= National Centre for Partnership and Performance =

The National Centre for Partnership and Performance (NCPP), based in Dublin, Ireland, was an Irish government agency that was established in 2001 to promote and facilitate workplace change and innovation through partnership. The NCPP's goal was to contribute to national competitiveness, improved workplace productivity and performance, and a better Quality of working life for employers and employees alike. It combined research and advocacy to achieve these aims.

On 1 January 2007, the NCPP was placed on a statutory footing as part of the new National Economic and Social Development Office (NESDO). NESDO’s other constituent bodies are the National Economic and Social Council (NESC) and the National Economic and Social Forum (NESF).

The NCPP was dissolved in 2010.

== National Workplace Strategy ==
One of the NCPP's main tasks was to promote the National Workplace Strategy (NWS), the government's blueprint to transform Irish workplaces into 'workplaces of the future'.

Under Taoiseach Bertie Ahern, TD, the NWS was adopted in March 2005, following a two-year Forum on the Workplace of the Future. The Forum brought together employers, trade unions, academics, government departments, state agencies and the community/voluntary sector to set out a vision of the workplace of the future. According to them, such a workplace would be: agile; customer centred; knowledge intensive; responsive to employee needs; networked; highly productive; involved and participatory; continually learning, and proactively diverse.

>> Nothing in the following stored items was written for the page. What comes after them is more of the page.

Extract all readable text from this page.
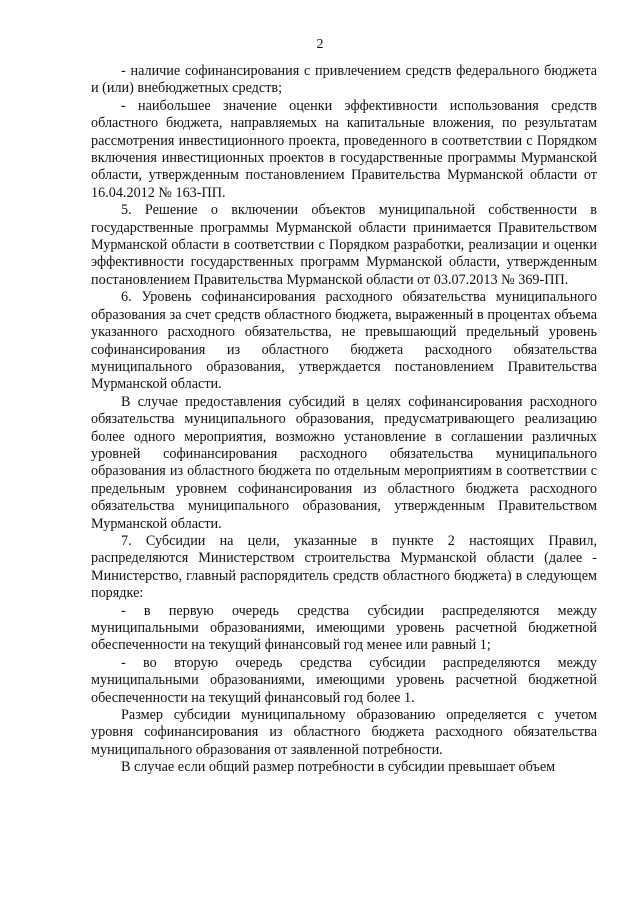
2

- наличие софинансирования с привлечением средств федерального бюджета и (или) внебюджетных средств;

- наибольшее значение оценки эффективности использования средств областного бюджета, направляемых на капитальные вложения, по результатам рассмотрения инвестиционного проекта, проведенного в соответствии с Порядком включения инвестиционных проектов в государственные программы Мурманской области, утвержденным постановлением Правительства Мурманской области от 16.04.2012 № 163-ПП.

5. Решение о включении объектов муниципальной собственности в государственные программы Мурманской области принимается Правительством Мурманской области в соответствии с Порядком разработки, реализации и оценки эффективности государственных программ Мурманской области, утвержденным постановлением Правительства Мурманской области от 03.07.2013 № 369-ПП.

6. Уровень софинансирования расходного обязательства муниципального образования за счет средств областного бюджета, выраженный в процентах объема указанного расходного обязательства, не превышающий предельный уровень софинансирования из областного бюджета расходного обязательства муниципального образования, утверждается постановлением Правительства Мурманской области.

В случае предоставления субсидий в целях софинансирования расходного обязательства муниципального образования, предусматривающего реализацию более одного мероприятия, возможно установление в соглашении различных уровней софинансирования расходного обязательства муниципального образования из областного бюджета по отдельным мероприятиям в соответствии с предельным уровнем софинансирования из областного бюджета расходного обязательства муниципального образования, утвержденным Правительством Мурманской области.

7. Субсидии на цели, указанные в пункте 2 настоящих Правил, распределяются Министерством строительства Мурманской области (далее - Министерство, главный распорядитель средств областного бюджета) в следующем порядке:

- в первую очередь средства субсидии распределяются между муниципальными образованиями, имеющими уровень расчетной бюджетной обеспеченности на текущий финансовый год менее или равный 1;

- во вторую очередь средства субсидии распределяются между муниципальными образованиями, имеющими уровень расчетной бюджетной обеспеченности на текущий финансовый год более 1.

Размер субсидии муниципальному образованию определяется с учетом уровня софинансирования из областного бюджета расходного обязательства муниципального образования от заявленной потребности.

В случае если общий размер потребности в субсидии превышает объем
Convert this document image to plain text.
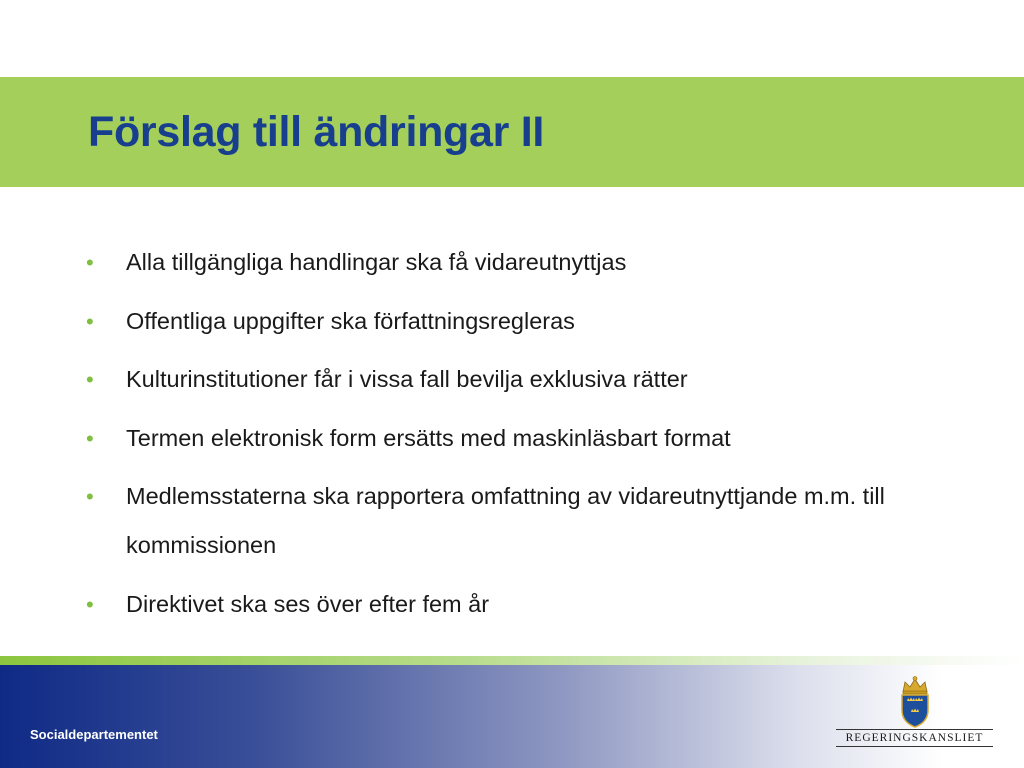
Förslag till ändringar II
• Alla tillgängliga handlingar ska få vidareutnyttjas
• Offentliga uppgifter ska författningsregleras
• Kulturinstitutioner får i vissa fall bevilja exklusiva rätter
• Termen elektronisk form ersätts med maskinläsbart format
• Medlemsstaterna ska rapportera omfattning av vidareutnyttjande m.m. till kommissionen
• Direktivet ska ses över efter fem år
Socialdepartementet	REGERINGSKANSLIET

In June 2007, the NCPP launched a national public awareness campaign to promote the aims and objectives of the National Workplace Strategy, including a revamped NWS website . By September 2007, the new site had received more than 10,000 hits following an extensive advertising campaign across TV, radio, internet and outdoor.

== Governance ==
The NCPP was chaired by Peter Cassells, former General Secretary of the Irish Congress of Trade Unions (ICTU). Its Director was Lucy Fallon-Byrne. The board of the NCPP included representatives of the social partners (IBEC, ICTU, CIF), government departments and state agencies.